In a Thursday phone interview, the Wisconsin legislator argued that Republicans passing a government spending plan now will prevent Democrats from being able to use the threat of another government shutdown at the end of the year to push through tax increases.
Johnson outlined a strategy he and other conservatives are pushing that calls for House Republicans to pass a plan that includes extending Bush-era tax rates for the rest of the year before the August recess, when legislators take a month-long break.
Under this strategy, Republicans in the Senate would then put up a vote on the spending plan passed by the House. This, Johnson said, would make it harder for Democrats to argue the GOP is responsible for an impending government shutdown.
“I think this is something we can win,” Johnson said, adding, “if we get put on defense, we lose.” (RELATED: Congress presses Obama for details on sequester spending cuts)

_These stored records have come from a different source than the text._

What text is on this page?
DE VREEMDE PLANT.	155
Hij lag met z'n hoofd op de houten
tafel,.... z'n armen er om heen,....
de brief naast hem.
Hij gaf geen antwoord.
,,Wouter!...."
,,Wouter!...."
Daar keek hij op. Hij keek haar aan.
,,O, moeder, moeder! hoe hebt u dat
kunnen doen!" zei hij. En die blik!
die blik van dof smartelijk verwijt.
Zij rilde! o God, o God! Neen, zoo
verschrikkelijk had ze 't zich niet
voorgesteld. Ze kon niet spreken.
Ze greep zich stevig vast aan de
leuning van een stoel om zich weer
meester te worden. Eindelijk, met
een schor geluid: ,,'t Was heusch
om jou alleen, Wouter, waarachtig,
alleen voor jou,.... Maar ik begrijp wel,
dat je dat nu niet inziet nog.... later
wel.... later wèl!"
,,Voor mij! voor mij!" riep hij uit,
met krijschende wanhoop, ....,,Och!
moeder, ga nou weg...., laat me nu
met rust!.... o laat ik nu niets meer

Johnson said he fears a scenario where Republicans agree to pass a continuing resolution on government spending that only lasts through the election, leading to the issue having to be tackled in a lame duck session of Congress. He said that would be a “disaster.”
“It’s kind of like what I tell my kids, ‘Nothing good happens after midnight.’ Nothing good happens in the lame duck,” Johnson said.
Ideally, the senator said he’d like to see a one-year extension, though said he’d agree to a six-month extension on a government spending plan. He expressed optimism that the Republican leadership in Congress and Republican presidential candidate Mitt Romney would “go on offense” as well.
Johnson said at this point, there are more than 100 — “maybe a couple hundred” —members of the House behind the plan.
“Who would disagree with us?” Johnson asked. “These are budget control acts that were passed in a bipartisan basis. … All we’re asking is lets pass this for six months so we don’t have a shut down threat.”